If England were going to take their chances they still needed West Indies to provide them and Samuels was the next to oblige. Having faced more than 100 deliveries, he was guilty of a moment’s indecision to an Anderson delivery outside off and steered it through to Jos Buttler as he tried to withdraw the bat. Anderson then plucked a catch above his head as Jermaine Blackwood made a misguided attempt to clear mid-off.
The game was shaping itself irresistibly around England’s attack leader and, even after completing an eight-over spell, he was central to West Indies losing a fifth wicket. Ballance produced a fabulous attempt to catch an uppish drive from Denesh Ramdin one-handed at extra cover but could only get fingertips to the ball. England were still contemplating the missed chance when Anderson scooped it up at mid-off and rifled in a direct hit at the non-striker’s end, with Holder well out of his ground.
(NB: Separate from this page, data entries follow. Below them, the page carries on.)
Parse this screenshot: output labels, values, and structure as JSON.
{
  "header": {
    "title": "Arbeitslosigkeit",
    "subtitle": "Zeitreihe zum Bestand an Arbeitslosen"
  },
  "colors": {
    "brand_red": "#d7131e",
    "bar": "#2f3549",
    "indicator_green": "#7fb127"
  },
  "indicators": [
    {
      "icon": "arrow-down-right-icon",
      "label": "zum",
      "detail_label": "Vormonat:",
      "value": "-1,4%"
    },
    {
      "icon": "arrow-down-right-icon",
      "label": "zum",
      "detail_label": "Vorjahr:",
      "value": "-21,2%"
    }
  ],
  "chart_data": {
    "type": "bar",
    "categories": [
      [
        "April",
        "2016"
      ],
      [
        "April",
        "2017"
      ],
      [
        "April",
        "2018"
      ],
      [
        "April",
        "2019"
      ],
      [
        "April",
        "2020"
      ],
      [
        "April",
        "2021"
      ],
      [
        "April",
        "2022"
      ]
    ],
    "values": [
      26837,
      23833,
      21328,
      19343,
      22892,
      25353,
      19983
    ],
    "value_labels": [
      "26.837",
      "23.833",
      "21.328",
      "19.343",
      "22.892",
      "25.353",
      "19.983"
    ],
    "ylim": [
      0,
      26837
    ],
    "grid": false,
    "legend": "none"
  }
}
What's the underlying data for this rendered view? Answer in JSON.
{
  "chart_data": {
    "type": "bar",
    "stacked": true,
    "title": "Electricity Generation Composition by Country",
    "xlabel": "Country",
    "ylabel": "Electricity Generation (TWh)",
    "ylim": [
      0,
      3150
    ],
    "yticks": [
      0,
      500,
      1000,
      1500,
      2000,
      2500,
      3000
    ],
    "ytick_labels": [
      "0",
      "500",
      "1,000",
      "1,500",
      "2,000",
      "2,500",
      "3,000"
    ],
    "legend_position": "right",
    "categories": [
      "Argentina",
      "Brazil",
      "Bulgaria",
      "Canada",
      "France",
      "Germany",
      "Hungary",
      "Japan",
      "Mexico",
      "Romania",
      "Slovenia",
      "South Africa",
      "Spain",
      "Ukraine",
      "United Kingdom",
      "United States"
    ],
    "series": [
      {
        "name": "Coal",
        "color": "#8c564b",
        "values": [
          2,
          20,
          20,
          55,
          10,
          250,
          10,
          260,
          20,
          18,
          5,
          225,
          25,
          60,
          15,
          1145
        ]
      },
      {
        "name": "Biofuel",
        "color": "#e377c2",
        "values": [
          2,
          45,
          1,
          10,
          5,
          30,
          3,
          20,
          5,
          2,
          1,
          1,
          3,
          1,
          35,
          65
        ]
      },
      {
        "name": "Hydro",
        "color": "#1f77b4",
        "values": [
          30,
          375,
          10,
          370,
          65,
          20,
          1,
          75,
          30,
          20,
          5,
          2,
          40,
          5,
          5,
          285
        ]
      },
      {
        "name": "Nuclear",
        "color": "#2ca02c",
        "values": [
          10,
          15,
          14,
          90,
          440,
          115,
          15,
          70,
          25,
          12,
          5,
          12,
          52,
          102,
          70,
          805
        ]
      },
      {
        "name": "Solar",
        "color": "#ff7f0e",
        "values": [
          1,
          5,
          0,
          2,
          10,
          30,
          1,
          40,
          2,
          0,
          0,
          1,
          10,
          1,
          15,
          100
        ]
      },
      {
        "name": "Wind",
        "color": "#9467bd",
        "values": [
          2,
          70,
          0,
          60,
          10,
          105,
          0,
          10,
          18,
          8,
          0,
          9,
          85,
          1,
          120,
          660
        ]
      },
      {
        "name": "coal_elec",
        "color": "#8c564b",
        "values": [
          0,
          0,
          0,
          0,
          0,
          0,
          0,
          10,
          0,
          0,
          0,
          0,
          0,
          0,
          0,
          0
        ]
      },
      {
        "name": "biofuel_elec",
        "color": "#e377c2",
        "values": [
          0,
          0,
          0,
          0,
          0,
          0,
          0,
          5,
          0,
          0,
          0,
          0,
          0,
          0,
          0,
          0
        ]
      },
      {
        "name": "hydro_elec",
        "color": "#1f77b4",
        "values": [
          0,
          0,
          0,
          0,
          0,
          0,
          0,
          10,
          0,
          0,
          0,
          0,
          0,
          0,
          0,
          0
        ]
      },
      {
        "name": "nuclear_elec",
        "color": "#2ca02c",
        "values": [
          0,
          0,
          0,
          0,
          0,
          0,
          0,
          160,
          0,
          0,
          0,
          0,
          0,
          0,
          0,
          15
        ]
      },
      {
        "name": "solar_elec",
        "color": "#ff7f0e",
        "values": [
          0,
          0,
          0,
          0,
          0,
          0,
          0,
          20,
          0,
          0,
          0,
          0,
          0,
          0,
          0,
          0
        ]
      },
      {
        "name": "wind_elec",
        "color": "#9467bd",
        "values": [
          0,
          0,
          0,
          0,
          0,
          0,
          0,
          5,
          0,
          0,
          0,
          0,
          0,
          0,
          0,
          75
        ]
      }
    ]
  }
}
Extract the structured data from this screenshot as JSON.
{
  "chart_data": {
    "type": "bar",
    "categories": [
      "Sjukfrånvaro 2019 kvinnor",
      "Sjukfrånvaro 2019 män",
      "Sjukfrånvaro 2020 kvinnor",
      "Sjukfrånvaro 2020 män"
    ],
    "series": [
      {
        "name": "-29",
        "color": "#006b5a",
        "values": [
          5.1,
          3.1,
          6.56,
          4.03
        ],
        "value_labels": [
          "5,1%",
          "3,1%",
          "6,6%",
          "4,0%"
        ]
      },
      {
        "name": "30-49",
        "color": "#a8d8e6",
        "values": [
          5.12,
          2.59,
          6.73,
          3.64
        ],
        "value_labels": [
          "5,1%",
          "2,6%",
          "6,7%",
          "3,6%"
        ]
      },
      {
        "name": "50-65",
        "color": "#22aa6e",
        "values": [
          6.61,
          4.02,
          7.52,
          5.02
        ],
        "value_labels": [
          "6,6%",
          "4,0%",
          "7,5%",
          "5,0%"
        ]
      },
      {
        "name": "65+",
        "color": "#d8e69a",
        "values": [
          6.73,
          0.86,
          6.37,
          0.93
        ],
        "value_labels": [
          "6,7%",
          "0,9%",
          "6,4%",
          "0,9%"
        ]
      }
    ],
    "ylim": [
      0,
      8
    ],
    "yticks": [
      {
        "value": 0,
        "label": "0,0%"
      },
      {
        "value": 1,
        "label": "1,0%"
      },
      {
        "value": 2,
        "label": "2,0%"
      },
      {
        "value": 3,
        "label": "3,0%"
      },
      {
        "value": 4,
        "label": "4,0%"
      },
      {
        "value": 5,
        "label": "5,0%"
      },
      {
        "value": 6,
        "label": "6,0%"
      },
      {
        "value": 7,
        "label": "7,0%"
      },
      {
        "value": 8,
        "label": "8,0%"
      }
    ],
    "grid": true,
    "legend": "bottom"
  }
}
West Indies’ hopes of staving off England now rested on their captain, Ramdin, who had made the most of some fortune in battling his way to the interval. He might have been taken at gully, when Anderson flogged something extra from the pitch to take the shoulder of the bat but a leaping Root could not quite grasp the chance. He also inside-edged Chris Jordan past his stumps and, in the final over before lunch, survived a thin toe end off Moeen that bounced out of Buttler’s gloves.
He was eventually out after missing a full toss from Moeen to be struck on the boot in front of middle stump. Ramdin reviewed but, for him and for West Indies, the writing was on the wall.